Cada lugar tem características tão próprias que poderíamos pensá-lo como se portasse uma impressão digital ou um DNA que lhe fossem únicos. Porém, diferentemente dos genes dos ancestrais, os “genes do lugar” não ficam automaticamente registrados no organismo. Mas ficam impregnados, desde que nascemos, em nosso espírito e cultura de modo indissociável. Seja a língua, o sotaque, a comida, os jogos, a religião, tudo está profundamente influenciado pela paisagem, onde a cultura vai sendo cotidianamente construída.

A paisagem é a moldura de nossa cultura e, ao mesmo tempo, define os limites e possibilidades de expansão desta. A cultura desenvolvida pelos ticunas no alto Solimões não é adequada para a vida nos Andes Centrais, pois considera fundamentalmente a paisagem da Floresta Amazônica. Do mesmo modo, a cultura dos incas, no Peru, forjada pela natureza inóspita das altas montanhas andinas, não se adapta às terras baixas e planas do grande Pampa. Uma cultura torna-se tão circunscrita à paisagem que tem dificuldades de se adaptar a outros lugares. Tal restrição ocorre porque quando uma cultura domestica a paisagem ao longo do tempo ela ajusta os instrumentos culturais, desde habitação até visão de mundo, àquele lugar. O processo de domesticação não é outro senão a transferência do DNA do lugar à cultura, e vice-versa, de modo que ambos se pertençam. Isto é, ao ver a paisagem, logo identificamos o personagem que a habita, e, ao ver este, de imediato pensamos na paisagem.

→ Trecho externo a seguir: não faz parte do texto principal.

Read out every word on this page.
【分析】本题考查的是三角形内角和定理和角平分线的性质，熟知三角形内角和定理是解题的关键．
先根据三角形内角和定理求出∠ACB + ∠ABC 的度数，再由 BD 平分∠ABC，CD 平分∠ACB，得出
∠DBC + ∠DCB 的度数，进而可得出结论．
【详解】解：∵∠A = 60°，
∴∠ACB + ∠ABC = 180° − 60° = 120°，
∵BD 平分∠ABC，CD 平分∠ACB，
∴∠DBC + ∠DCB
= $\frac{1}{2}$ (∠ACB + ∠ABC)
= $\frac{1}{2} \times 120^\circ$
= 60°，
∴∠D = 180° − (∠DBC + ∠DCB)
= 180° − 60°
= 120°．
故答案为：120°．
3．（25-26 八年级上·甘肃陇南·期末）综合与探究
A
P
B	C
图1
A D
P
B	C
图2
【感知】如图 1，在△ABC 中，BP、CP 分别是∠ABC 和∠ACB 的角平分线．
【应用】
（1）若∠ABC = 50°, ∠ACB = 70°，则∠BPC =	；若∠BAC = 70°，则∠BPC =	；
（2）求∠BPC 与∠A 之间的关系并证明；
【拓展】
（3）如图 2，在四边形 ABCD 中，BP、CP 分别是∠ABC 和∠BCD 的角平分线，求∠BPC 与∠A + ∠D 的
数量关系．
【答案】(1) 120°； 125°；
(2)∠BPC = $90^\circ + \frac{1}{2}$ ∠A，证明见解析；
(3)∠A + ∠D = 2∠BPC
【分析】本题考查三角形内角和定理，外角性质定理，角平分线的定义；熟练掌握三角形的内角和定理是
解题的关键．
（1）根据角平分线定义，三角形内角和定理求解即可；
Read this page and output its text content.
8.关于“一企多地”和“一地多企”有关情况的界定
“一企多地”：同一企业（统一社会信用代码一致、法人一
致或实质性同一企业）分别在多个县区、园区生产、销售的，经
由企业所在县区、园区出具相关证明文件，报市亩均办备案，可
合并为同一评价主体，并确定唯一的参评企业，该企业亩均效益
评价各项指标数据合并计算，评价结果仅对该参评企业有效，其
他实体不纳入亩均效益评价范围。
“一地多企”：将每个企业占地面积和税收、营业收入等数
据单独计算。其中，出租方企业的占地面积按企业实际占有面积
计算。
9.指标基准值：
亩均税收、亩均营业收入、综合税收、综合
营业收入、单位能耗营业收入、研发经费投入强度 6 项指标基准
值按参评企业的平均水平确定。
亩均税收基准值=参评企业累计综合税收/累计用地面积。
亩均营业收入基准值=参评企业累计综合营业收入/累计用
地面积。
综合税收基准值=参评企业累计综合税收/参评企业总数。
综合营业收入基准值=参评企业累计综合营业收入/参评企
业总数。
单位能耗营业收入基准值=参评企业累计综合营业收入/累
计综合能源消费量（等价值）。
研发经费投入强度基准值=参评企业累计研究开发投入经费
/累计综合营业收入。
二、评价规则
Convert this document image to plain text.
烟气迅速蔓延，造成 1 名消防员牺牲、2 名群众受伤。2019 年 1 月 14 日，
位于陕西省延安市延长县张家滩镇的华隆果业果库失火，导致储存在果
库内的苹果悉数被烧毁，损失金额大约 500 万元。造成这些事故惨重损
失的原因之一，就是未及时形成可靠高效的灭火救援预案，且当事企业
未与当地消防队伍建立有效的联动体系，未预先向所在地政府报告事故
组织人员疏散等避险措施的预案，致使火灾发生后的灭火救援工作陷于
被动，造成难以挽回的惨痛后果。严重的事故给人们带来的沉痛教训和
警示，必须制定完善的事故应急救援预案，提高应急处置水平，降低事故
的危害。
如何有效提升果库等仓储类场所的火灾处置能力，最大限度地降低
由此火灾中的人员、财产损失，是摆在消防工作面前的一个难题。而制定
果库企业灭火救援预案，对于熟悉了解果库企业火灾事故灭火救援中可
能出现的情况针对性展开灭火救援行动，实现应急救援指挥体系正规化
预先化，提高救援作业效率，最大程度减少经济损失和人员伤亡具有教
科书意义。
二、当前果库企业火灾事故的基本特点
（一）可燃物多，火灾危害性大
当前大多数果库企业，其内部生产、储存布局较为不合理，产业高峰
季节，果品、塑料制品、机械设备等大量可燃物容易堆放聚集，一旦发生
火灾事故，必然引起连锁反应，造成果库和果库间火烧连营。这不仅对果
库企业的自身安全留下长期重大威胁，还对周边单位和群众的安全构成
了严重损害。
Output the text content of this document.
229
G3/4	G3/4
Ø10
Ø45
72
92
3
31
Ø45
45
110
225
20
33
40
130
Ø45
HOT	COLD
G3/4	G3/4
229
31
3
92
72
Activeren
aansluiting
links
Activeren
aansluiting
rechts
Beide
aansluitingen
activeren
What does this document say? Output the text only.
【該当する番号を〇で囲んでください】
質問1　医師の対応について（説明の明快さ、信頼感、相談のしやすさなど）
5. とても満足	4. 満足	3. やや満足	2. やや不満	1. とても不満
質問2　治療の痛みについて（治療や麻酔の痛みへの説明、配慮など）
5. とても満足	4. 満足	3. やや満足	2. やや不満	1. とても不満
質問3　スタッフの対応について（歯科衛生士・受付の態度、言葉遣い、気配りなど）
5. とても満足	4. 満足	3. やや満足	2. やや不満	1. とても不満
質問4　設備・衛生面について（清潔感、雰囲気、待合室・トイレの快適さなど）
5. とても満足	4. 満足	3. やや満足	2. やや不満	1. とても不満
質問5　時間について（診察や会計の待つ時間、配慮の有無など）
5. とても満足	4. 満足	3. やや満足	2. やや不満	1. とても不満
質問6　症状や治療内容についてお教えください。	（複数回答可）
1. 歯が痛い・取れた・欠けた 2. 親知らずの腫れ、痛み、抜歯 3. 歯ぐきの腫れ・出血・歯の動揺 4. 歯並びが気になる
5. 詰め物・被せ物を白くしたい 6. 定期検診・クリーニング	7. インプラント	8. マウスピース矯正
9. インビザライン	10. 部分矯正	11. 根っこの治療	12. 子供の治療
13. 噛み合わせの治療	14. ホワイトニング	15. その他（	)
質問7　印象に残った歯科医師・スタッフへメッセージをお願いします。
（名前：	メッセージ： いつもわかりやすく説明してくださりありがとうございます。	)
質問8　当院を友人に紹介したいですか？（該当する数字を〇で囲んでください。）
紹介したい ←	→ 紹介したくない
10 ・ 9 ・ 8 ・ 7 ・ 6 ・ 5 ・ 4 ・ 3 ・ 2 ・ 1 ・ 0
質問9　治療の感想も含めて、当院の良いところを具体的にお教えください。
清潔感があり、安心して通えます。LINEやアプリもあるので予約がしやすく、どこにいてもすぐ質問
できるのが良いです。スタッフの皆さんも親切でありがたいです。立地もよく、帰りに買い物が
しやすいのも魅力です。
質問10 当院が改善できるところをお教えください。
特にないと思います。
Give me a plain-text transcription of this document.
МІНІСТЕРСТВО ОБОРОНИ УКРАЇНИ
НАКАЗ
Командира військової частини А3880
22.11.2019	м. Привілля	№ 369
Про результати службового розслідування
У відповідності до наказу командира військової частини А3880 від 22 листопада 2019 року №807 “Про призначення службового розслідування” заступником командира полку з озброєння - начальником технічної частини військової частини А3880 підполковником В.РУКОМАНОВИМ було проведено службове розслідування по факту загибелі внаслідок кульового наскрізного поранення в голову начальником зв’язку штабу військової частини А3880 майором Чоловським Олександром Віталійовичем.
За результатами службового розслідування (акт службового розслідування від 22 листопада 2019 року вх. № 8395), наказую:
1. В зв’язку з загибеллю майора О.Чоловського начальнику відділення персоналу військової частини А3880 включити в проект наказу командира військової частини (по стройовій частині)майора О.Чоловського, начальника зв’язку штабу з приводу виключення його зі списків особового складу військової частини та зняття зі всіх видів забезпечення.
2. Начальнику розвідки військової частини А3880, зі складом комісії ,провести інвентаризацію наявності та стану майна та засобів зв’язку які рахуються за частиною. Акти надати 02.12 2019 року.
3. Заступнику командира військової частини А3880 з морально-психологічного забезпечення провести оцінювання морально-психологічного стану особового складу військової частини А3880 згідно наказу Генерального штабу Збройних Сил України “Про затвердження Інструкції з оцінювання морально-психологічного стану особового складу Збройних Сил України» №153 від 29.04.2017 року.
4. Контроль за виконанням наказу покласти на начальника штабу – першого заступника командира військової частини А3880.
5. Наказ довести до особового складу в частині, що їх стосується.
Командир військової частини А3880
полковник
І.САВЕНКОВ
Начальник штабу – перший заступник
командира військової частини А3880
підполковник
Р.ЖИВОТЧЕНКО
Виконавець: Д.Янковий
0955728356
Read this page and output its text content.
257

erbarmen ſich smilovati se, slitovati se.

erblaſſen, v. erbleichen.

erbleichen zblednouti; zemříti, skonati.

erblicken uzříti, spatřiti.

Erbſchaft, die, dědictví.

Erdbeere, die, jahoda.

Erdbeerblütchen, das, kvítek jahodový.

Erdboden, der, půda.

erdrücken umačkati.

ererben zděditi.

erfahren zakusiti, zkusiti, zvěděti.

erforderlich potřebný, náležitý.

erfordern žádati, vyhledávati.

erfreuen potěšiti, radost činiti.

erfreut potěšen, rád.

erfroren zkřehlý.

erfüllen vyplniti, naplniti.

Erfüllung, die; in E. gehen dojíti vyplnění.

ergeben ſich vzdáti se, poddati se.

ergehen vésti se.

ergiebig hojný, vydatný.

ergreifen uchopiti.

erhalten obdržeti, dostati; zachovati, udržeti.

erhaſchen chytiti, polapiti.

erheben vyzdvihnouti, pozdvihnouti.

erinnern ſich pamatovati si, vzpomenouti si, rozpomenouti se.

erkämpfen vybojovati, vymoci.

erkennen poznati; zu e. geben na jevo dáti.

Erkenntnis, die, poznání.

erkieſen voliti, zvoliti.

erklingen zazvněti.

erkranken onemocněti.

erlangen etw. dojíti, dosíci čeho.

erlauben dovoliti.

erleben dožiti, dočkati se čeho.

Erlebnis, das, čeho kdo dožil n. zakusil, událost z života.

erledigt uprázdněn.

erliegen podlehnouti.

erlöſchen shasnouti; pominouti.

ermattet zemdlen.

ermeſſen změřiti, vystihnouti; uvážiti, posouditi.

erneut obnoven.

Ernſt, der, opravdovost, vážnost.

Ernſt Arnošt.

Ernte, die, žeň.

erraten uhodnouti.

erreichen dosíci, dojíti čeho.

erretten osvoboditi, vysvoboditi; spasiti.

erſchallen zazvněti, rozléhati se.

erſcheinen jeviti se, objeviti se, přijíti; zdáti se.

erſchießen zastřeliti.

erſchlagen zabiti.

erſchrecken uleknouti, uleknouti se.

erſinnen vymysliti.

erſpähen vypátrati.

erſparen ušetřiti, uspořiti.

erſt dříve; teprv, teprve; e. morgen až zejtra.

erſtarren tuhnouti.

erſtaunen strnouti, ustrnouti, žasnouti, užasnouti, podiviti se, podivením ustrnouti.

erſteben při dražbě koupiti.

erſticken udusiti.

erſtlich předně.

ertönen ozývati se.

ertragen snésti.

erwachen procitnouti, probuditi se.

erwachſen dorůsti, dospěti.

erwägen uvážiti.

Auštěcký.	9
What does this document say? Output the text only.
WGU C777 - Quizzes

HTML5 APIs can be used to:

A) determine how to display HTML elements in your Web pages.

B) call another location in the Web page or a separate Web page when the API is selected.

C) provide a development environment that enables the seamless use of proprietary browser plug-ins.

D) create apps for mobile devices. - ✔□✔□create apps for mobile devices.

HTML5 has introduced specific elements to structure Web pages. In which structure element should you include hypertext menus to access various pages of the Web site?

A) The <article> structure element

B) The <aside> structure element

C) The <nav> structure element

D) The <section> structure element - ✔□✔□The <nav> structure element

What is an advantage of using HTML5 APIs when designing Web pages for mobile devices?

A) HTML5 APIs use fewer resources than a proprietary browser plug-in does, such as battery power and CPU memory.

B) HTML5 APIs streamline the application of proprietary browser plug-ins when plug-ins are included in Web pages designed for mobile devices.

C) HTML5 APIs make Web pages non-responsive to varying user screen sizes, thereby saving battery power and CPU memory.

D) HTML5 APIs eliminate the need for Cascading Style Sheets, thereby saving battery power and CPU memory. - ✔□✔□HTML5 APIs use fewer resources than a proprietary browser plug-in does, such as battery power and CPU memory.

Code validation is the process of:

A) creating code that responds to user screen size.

Quando a paisagem é domesticada, passa a ser importante ingrediente de coesão de grupos humanos. Toma parte das qualidades peculiares de um povo, integrando-lhe o caráter, o modo de ser, como em “ser gaúcho”, ou “ser pampiano”, “serrano”, “missioneiro”, “litorâneo” etc. Fazemo-nos pertencer ao lugar, às vezes, sem mesmo conhecê-lo apropriadamente. Embora possamos não ter visitado todas as paisagens do Estado, dizemo-nos mesmo assim “gaúchos”, às vezes sem nem sequer ter saído do lugar em que nascemos. Por força do hábito, podemos enxergar para além da própria realidade da paisagem, e a vemos mais do ponto de vista cultural que do ponto de vista da descrição natural, de como ela é de fato. Como se criássemos certos mitos acerca do lugar, numa espécie de cegueira.

Por exemplo, com frequência dizemos que o Pampa gaúcho é uma “enorme planície”. Com isso, queremos fazê-lo parecer semelhante ao vasto Pampa argentino, ecorregião que abrange cerca de 600.000 quilômetros quadrados, mais do que duas vezes a área do Rio Grande do Sul. O Pampa argentino é tão extenso e as terras tão planas que a drenagem é mal definida e a água da chuva escoa com dificuldade, acumulando-se em lagos por vezes efêmeros. Originalmente, a palavra espanhola pampa, derivada do quéchua bamba, significava apenas uma pequena planície nos vales intermontanos dos Andes Centrais. Quando no século XVI os espanhóis avançaram rumo ao sul e depararam com a imensidão da paisagem de terras planas e vegetadas por gramíneas, chamaram-na de “grande pampa”.

Na verdade, a área de terras verdadeiramente planas e baixas de nosso Estado é muito pequena. Não temos nem planícies em vales intermontanos nem tampouco grandes extensões planas. Em algumas partes, o relevo é ondulado, com coxilhas e morros arredondados, canais fluviais sempre bem escavados; e, em outras, acidentado, com vales fluviais profundos, morros agudos, serras, escarpas e cânions. Toda essa morfologia ocorre na metade sul do Estado, reconhecida como pampiana.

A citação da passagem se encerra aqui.